Здесь постель тоже была аккуратно застелена. По-видимому,
эта комната содержалась в идеальном порядке, чтобы в любой момент принять
кого-нибудь из родных или близких.
Следующая просторная спальня отводилась гостям.
Она имела отдельную ванную и… Дорис Кейн застыла на пороге,
невольно вскрикнув при виде темно-бурых пятен на кровати, о зловещем
происхождении которых она сразу догадалась.
На негнущихся ногах Дорис приблизилась к кровати и дрожащей
рукой провела по заскорузлому покрывалу.
Однако на полу она не обнаружила этих ужасных пятен, зато в
ванной ее ожидало зрелище целой кучи перепачканных в крови полотенец.
Преодолев первый испуг, Дорис принялась лихорадочно
соображать. По всей вероятности, произошел несчастный случай, и кто-то,
очевидно, потерял много крови. Ее промокали полотенцами, чтобы не капала на
пол, а лежал пострадавший, как видно, на кровати, ожидая, когда прибудет
доктор…
В памяти всплыли слова соседки: «А в последний раз даже
стреляли!»
Дорис Кейн поспешно спустилась вниз и выбежала на крыльцо,
где ярко светило солнце, пахло цветущими апельсиновыми деревьями, пели птицы и
слышались голоса детей, игравших неподалеку.

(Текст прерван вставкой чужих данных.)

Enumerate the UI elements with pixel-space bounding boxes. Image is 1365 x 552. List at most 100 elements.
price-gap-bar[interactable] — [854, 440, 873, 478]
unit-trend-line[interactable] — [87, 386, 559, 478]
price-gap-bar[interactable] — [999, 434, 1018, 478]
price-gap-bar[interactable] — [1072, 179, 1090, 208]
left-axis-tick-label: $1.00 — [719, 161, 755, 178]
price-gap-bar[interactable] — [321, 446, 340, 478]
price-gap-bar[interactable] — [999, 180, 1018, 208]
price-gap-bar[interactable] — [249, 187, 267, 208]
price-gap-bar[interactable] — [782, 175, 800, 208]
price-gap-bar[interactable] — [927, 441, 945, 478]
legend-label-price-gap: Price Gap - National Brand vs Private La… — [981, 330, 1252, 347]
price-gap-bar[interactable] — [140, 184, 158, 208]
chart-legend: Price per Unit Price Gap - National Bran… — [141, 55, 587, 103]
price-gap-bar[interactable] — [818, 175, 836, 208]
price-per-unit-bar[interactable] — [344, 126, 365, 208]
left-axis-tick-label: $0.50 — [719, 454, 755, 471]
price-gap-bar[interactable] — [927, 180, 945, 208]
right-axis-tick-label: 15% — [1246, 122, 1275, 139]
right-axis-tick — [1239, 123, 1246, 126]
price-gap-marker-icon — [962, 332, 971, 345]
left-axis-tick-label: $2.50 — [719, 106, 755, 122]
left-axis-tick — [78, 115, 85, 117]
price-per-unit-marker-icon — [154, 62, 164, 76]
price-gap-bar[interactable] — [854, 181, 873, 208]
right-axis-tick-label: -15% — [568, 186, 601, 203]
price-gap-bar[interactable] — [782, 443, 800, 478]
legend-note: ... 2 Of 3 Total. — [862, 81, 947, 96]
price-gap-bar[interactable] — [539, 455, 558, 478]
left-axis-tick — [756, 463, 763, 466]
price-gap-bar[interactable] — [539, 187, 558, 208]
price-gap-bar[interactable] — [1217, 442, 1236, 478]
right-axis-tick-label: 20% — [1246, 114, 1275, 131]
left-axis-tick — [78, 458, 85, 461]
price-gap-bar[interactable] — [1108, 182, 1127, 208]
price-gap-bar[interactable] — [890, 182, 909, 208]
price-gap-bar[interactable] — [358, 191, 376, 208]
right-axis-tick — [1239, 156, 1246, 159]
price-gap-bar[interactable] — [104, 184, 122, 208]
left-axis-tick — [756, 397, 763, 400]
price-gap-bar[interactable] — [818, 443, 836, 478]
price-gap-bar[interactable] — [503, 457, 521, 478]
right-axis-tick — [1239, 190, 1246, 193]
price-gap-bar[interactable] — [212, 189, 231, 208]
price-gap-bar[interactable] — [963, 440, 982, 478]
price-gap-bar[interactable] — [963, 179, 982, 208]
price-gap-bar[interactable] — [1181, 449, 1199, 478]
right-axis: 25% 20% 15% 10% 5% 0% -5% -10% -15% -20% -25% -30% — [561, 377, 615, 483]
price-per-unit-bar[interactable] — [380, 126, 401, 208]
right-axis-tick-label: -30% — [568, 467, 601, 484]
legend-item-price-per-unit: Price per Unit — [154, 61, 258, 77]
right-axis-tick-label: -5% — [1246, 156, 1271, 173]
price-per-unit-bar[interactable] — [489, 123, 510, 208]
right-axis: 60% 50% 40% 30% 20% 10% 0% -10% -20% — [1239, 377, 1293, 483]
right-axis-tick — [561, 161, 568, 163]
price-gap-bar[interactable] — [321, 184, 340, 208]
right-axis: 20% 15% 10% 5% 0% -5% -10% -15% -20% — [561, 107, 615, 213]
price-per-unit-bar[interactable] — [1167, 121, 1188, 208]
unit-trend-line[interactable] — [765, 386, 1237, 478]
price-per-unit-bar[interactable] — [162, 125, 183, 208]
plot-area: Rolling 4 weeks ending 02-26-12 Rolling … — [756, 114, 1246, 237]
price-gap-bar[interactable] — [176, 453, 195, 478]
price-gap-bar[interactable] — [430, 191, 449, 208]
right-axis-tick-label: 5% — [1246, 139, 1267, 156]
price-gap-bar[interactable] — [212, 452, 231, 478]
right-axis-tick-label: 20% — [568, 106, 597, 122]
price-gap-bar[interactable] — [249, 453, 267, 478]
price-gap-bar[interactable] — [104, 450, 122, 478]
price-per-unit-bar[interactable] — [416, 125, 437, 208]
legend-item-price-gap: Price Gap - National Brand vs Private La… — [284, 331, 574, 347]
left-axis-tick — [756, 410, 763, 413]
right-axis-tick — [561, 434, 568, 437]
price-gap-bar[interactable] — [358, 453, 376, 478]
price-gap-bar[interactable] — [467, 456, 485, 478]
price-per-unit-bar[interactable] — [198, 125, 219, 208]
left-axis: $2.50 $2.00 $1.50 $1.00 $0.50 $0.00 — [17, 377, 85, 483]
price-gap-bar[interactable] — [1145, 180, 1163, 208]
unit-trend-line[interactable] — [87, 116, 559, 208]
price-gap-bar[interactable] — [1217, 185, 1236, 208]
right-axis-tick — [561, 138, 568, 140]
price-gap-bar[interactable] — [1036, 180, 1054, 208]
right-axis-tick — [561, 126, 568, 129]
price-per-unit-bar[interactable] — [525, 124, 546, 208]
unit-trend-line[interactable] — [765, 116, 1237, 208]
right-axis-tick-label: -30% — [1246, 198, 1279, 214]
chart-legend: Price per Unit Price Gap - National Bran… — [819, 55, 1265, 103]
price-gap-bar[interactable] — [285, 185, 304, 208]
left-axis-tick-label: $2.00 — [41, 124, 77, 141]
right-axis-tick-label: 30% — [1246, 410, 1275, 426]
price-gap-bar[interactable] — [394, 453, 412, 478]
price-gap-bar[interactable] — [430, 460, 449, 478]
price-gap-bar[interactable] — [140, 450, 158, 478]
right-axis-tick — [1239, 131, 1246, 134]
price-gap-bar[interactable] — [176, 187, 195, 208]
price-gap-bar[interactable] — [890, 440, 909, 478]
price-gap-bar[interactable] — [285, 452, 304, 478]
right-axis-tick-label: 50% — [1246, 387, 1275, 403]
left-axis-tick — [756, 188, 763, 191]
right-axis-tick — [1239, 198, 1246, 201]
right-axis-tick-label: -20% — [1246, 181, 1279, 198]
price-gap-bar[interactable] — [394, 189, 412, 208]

Она захлопнула дверь, и замок щелкнул у нее за спиной. Потом
открыла почтовый ящик, положила ключ под письмо от Альфонса Бейкера Карра и
бросилась к машине. Ей не терпелось сесть в нее и уехать подальше от этого
ужасного места.
В душевном смятении Дорис строила самые невероятные
предположения. Не застрелил ли Джим кого-нибудь? Может быть, оружие
разрядилось? Что с Паулой, возможно, она скрывается от полиции? А может быть,
сама стала жертвой? Паула не из тех, кто будет прятаться и таиться. Нет, она не
побежит, она встретит опасность с открытым лицом. Паула была и останется такой.
Она никогда не боялась отвечать за свои поступки.
Дорис Кейн бесцельно ехала по извилистой Хиллкрест-Драйв,
пока перед ней не выросло препятствие в виде отвесного склона.
Тогда она развернулась и повела свой пикап в обратном
направлении — к центральной улице Мэдисон-Сити.
Здесь признаки приближающегося праздника были особенно
заметны: мужчины все как один вырядились в тесные джинсы и сапоги на высоком
каблуке, явно затруднявшие передвижение. Неизменной принадлежностью мужского
населения были также широкополые шляпы, пестрые шейные платки, усы и бороды. В
витринах магазинов красовались ковбойские шляпы по 2 доллара 99 центов за
штуку, ярко-синие, золотистые или красные платки и самая модная обувь сезона —
сапоги.
Повсюду царило веселье и непринужденность в обращении.
Прохожие останавливали друг друга, чтобы похвастать своим нарядом и обменяться
шуточками по поводу усов и ковбойских причиндалов.